“In the East only, and on the boundless tracts of unexplored Africa, will the student of psychology find abundant food for his truth-hungering soul. The reason is obvious. The atmosphere in populous neighborhoods is badly vitiated by the smoke and fumes of manufactories, steam engines, railroads, and steamboats, and especially by the miasmatic exhalations of the living and the dead.
Nature is as dependent as a human being upon conditions before she can work, and her mighty breathing, so to say, can be as easily interfered with, impeded, and arrested, and the correlation of her forces destroyed in a given spot, as though she were a man.
Not only climate, but also occult influences daily felt not only modify the physio-psychological nature of man, but even alter the constitution of so-called inorganic matter in a degree not fairly realized by European science.
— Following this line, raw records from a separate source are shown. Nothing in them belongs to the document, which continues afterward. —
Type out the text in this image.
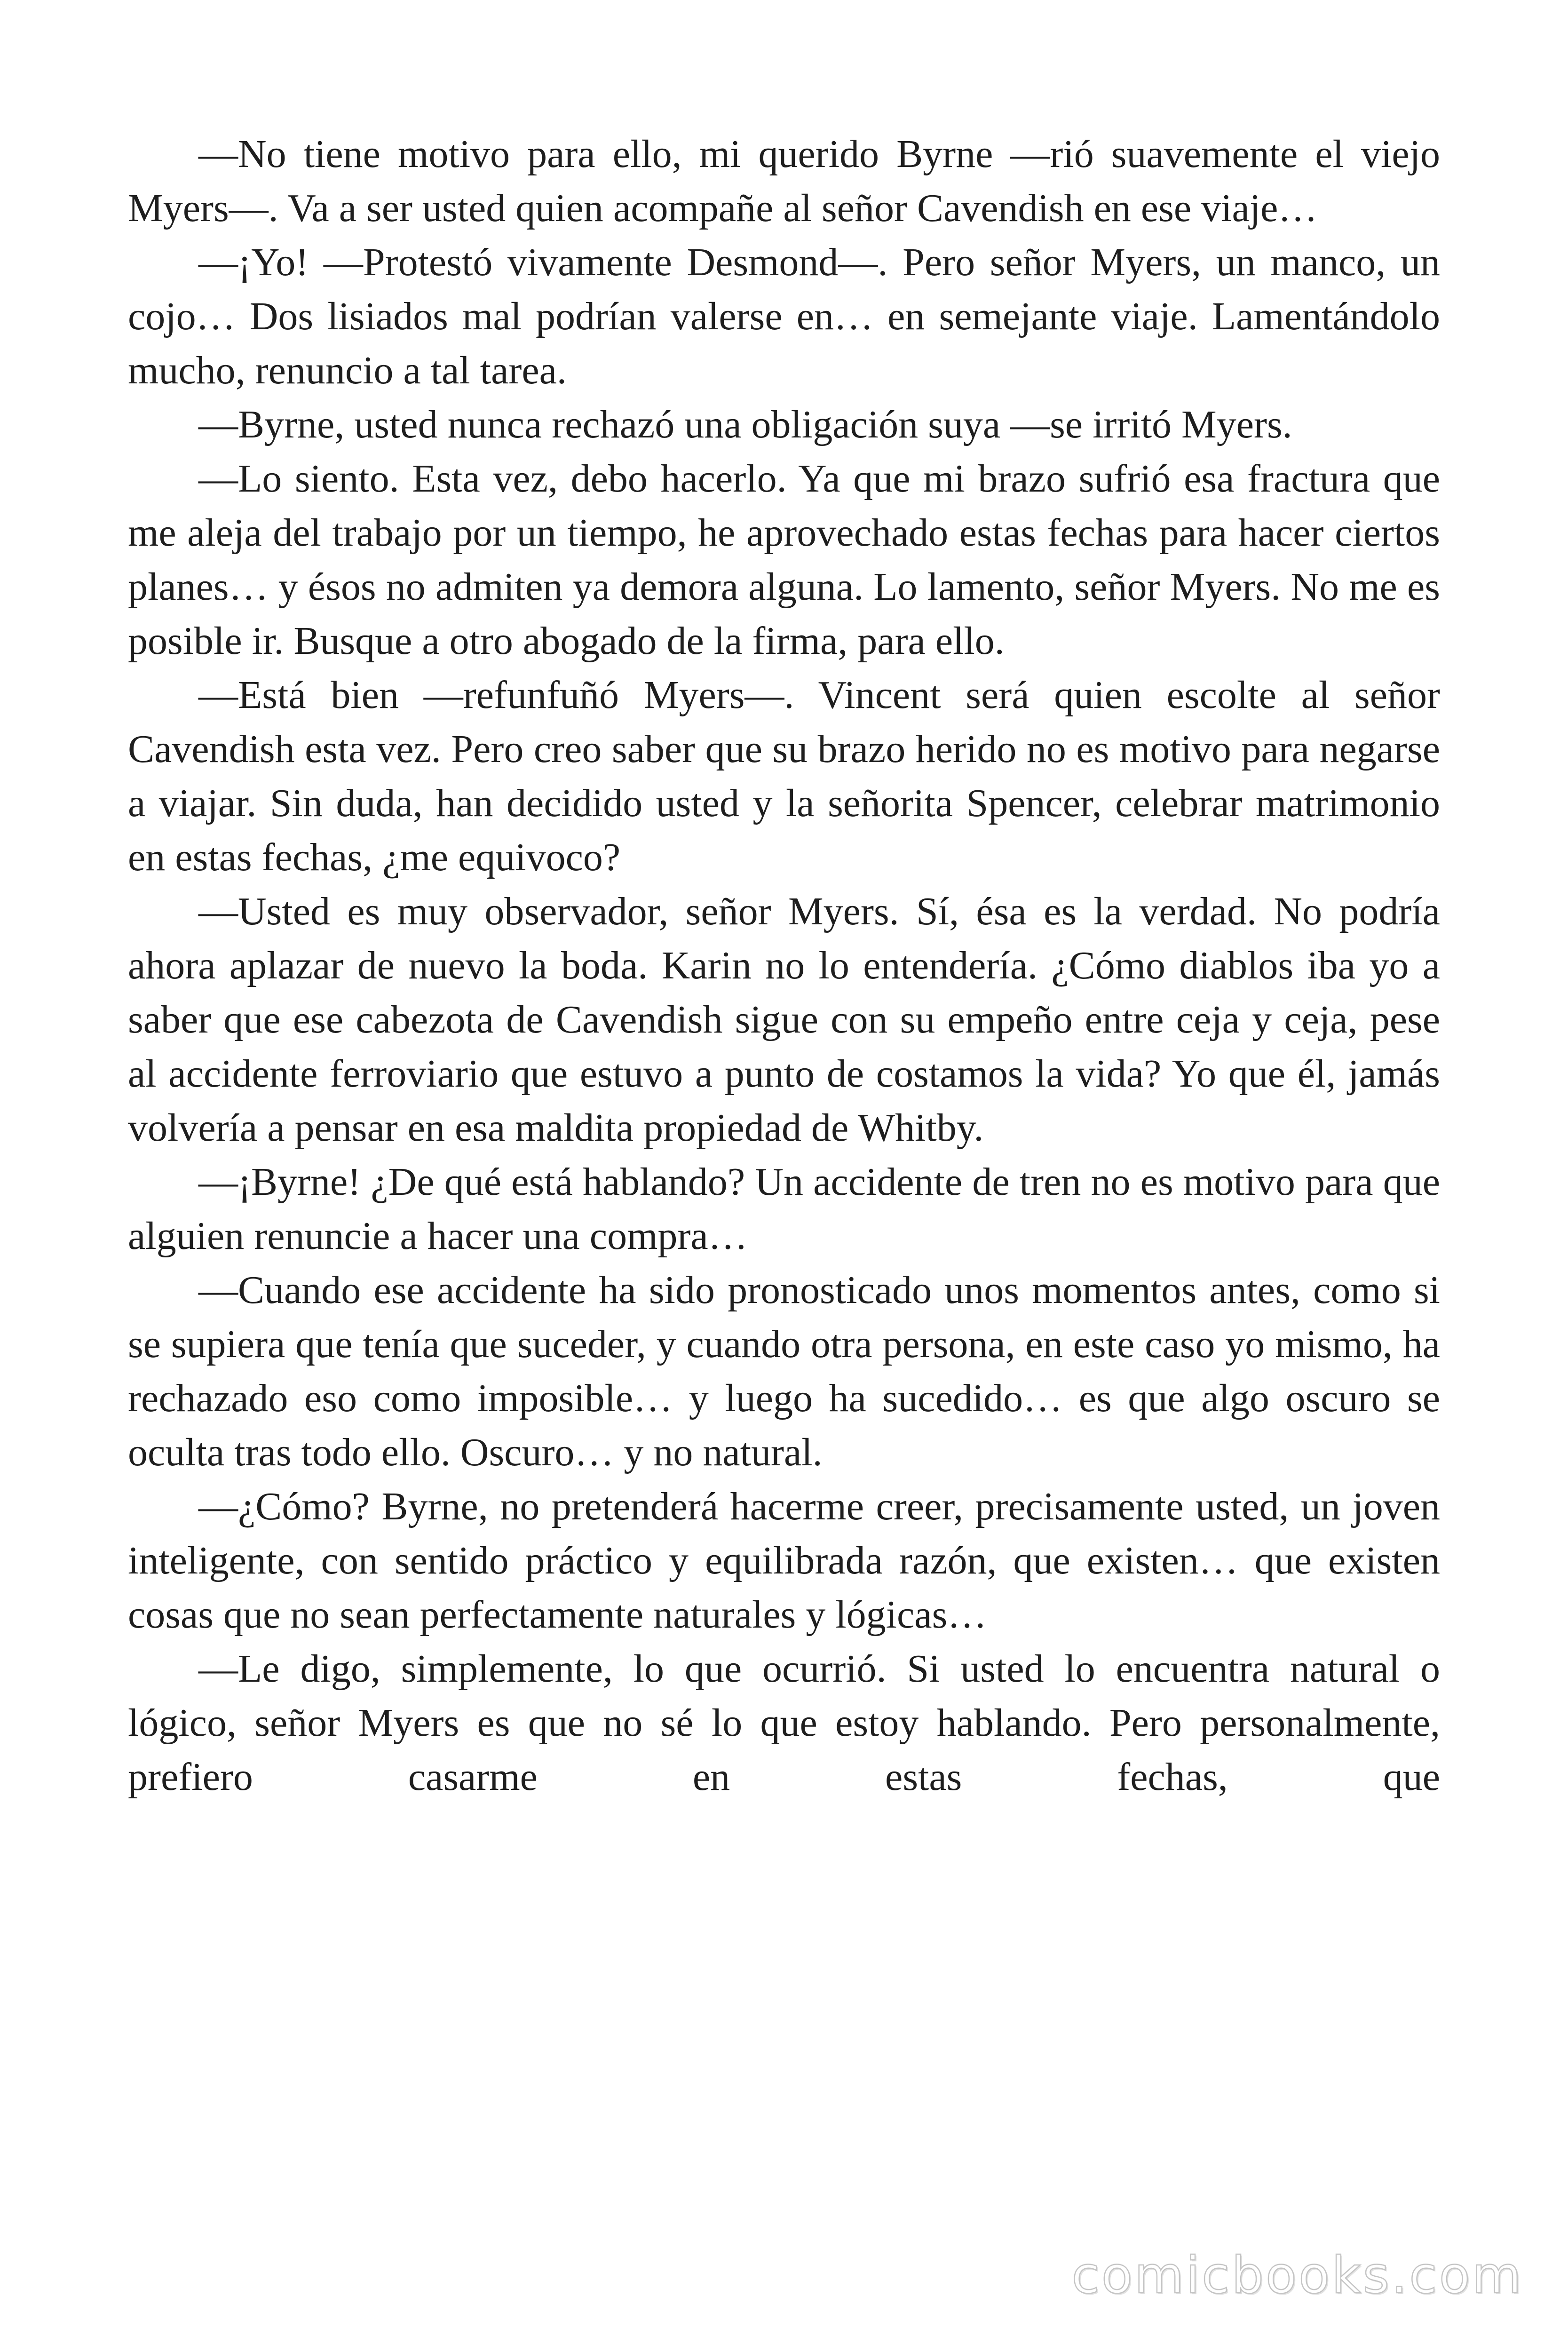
—No tiene motivo para ello, mi querido Byrne —rió suavemente el viejo Myers—. Va a ser usted quien acompañe al señor Cavendish en ese viaje…

—¡Yo! —Protestó vivamente Desmond—. Pero señor Myers, un manco, un cojo… Dos lisiados mal podrían valerse en… en semejante viaje. Lamentándolo mucho, renuncio a tal tarea.

—Byrne, usted nunca rechazó una obligación suya —se irritó Myers.

—Lo siento. Esta vez, debo hacerlo. Ya que mi brazo sufrió esa fractura que me aleja del trabajo por un tiempo, he aprovechado estas fechas para hacer ciertos planes… y ésos no admiten ya demora alguna. Lo lamento, señor Myers. No me es posible ir. Busque a otro abogado de la firma, para ello.

—Está bien —refunfuñó Myers—. Vincent será quien escolte al señor Cavendish esta vez. Pero creo saber que su brazo herido no es motivo para negarse a viajar. Sin duda, han decidido usted y la señorita Spencer, celebrar matrimonio en estas fechas, ¿me equivoco?

—Usted es muy observador, señor Myers. Sí, ésa es la verdad. No podría ahora aplazar de nuevo la boda. Karin no lo entendería. ¿Cómo diablos iba yo a saber que ese cabezota de Cavendish sigue con su empeño entre ceja y ceja, pese al accidente ferroviario que estuvo a punto de costamos la vida? Yo que él, jamás volvería a pensar en esa maldita propiedad de Whitby.

—¡Byrne! ¿De qué está hablando? Un accidente de tren no es motivo para que alguien renuncie a hacer una compra…

—Cuando ese accidente ha sido pronosticado unos momentos antes, como si se supiera que tenía que suceder, y cuando otra persona, en este caso yo mismo, ha rechazado eso como imposible… y luego ha sucedido… es que algo oscuro se oculta tras todo ello. Oscuro… y no natural.

—¿Cómo? Byrne, no pretenderá hacerme creer, precisamente usted, un joven inteligente, con sentido práctico y equilibrada razón, que existen… que existen cosas que no sean perfectamente naturales y lógicas…

—Le digo, simplemente, lo que ocurrió. Si usted lo encuentra natural o lógico, señor Myers es que no sé lo que estoy hablando. Pero personalmente, prefiero casarme en estas fechas, que

comicbooks.com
Thus the London Medical and Surgical Journal advises surgeons not to carry lancets to Calcutta, because it has been found by personal experience “that English steel could not bear the atmosphere of India”; so a bunch of English or American keys will be completely covered with rust twenty-four hours after having been brought to Egypt; while objects made of native steel in those countries remain unoxidized.
So, too, it has been found that a Siberian Shaman who has given stupendous proofs of his occult powers among his native Tschukschen, is gradually and often completely deprived of such powers when coming into smoky and foggy London.
Is the inner organism of man less sensitive to climatic influences than a bit of steel? If not, then why should we cast doubt upon the testimony of travelers who may have seen the Shaman, day after day, exhibit phenomena of the most astounding character in his native country, and deny the possibility of such powers and such phenomena, only because he cannot do as much in London or Paris?”